13. SGS CD says Sergeant 8th Battalion Royal Scots, 1293 and died 2/3/1915. Aged 53, Buried at Rouen. Death notice of 12/3/1915 in Haddingtonshire Courier says died of meningitis. (page 02 Col 1) Eldest son of the late Robert and Janet Myles, of Biel, Prestonkirk, East Lothian; husband of Janet Myles, of Tyninghame, Prestonkirk, East Lothian. Son David also died as above.

14. His obituary tells that he was invalided home but subsequently proceeded to India with a reserve battalion of the Gordon Highlanders. It records that “the rigours of the Western Front undermined his constitution.” He died at the age of thirty. Not regarded as a casualty of the war?

Prestonkirk Roll of Honour1914-1916 ( Serving their Country)


Supplementary Roll of Honour 1914-1918



East Linton and World War I

This Memorial stone to Lt Frederick Arthur Cash of the RNAS was erected by his parents ,Robert Cooper Cash and Ellen Cash from Hamilton Ontario in Canada. He died on 24th July 1918 and was their only son. He was a member of the Royal College of Dental Surgeons from 1917-1918. He joined the Royal Naval Air Service in Ottawa in January 1918. After completing his training in June, he began his service in the Firth of Forth where he was attached to the Grand Fleet.

The Canadian Roll of service says that one month later when he was flying alone, his machine was seen from a distance to come down in a spinning dive. He was found dead by his rescuers.

He is listed in U K records as a serving office in the Royal Air Force. There is no entry in the index for the Haddingtonshire Courier for that year. As a result of publicity on the web, it is now known that he was flying a Sopwith Pup of the Grand Fleet School of Aerial Gunnery when it entered a spin at 2000 feet and failed to recover. It crashed at Crow Wood near Markle . He was killed instantly in the crash. He was also remembered on the evening of the 3rd August this year at a service “At the going down of the Sun “ when wreaths were laid at the listed Commonwealth War Graves for Prestonkirk Graveyard.

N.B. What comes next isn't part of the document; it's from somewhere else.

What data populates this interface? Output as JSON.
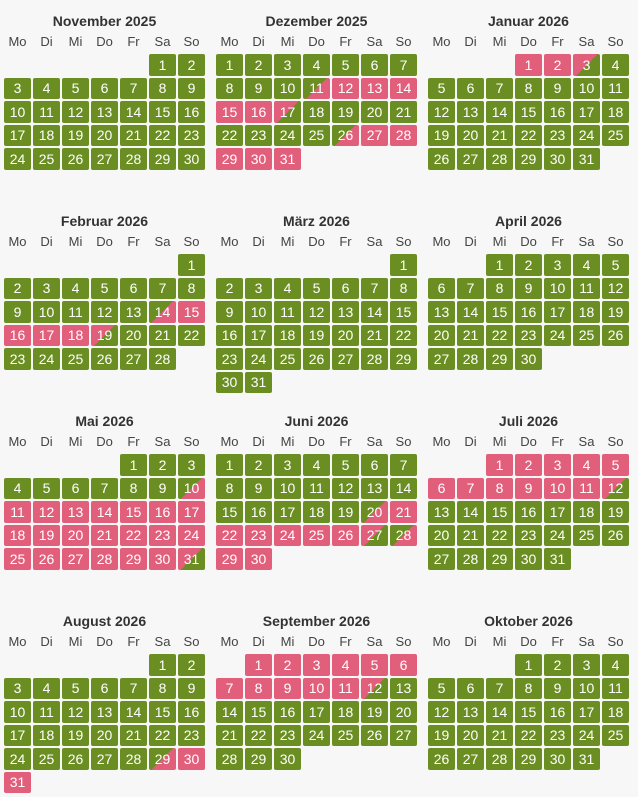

Report on the grave of Sergeant William Myles. 8th Battalion, Royal Scots.

The cemetery of St Sever in Rouen contains 11,436 graves of officers and soldiers from the Commonwealth who died in the First World War. At its entrance is this magnificent Cedar of Lebanon. Sgt Myles was a forester in 1911. A separate section contains an area devoted to French war graves.

A visit was made to the cemetery on the 25th September 2014 when a single rose was laid in his memory. Photographs are available.